Bennington began as settlements along the Contoocook River, next to the Great Falls. As the town grew, the center of the village became the intersection of two State-owned roads: 2nd New Hampshire Turnpike, [aka: Route 31] linking the town to Greenfield and Hillsboro; Route 47, linking the town to Francestown; and Hancock Road, heading South then West to Hancock on Route 137. Also: Mill Road/Antrim Road, past the Paper Mill toward Antrim; and Old Greenfield Road, going South out of town toward Greenfield and Peterborough. In other words, Bennington was a major cross-roads — odd, especially when you think that the population was less than 700 people!
What did it look like then? The post card photo above shows a view looking North West at the center of the Village in the late 1930s. In the middle, is the Civil War Monument, erected in 1903 on a triangle of grass where most roads met.
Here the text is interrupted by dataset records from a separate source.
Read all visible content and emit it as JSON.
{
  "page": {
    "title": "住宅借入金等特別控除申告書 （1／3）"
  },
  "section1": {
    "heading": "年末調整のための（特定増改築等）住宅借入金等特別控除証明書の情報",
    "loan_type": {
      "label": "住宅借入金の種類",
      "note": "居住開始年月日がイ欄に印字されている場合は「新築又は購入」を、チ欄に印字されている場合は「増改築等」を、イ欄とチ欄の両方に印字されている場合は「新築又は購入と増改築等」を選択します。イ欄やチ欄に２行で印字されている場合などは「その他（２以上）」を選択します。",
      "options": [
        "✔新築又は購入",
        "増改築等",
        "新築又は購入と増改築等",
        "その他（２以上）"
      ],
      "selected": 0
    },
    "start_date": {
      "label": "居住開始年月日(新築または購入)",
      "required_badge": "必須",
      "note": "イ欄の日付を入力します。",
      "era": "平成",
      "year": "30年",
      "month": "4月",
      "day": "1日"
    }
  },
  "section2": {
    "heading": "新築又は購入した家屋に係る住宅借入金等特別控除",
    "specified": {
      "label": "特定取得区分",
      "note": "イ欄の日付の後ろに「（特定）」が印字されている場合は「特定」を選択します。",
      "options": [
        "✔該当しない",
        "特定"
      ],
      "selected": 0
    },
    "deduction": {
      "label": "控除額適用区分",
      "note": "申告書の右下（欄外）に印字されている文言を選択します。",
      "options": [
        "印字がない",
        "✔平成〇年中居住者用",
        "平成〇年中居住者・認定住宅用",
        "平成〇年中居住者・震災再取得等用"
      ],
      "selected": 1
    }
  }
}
The street in the foreground, running lower left to middle right, is Main Street. The building seen at the left rear is Edmund’s Store, which originated as a ‘dry goods’ business in Bennington in 1936, before removing to Antrim. The building on the right rear was a pool hall and the very small building between them housed both an ice cream/candy store and a barber shop.
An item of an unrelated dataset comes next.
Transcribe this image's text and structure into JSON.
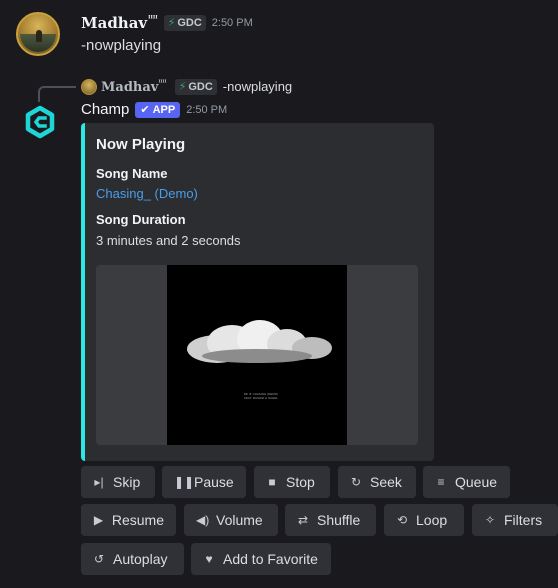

In this view of the town center, we can see the wooden sidewalk on the left, running North. Just behind the horse and wagon at the end of the sidewalk, we see the Crystal Spring House. To the right of it is Joslin’s Store, with its colorful facade. The large house with two chimneys behind the Civil War Monument is the Adams Hotel, and the white building in the upper right is the Congregational Church.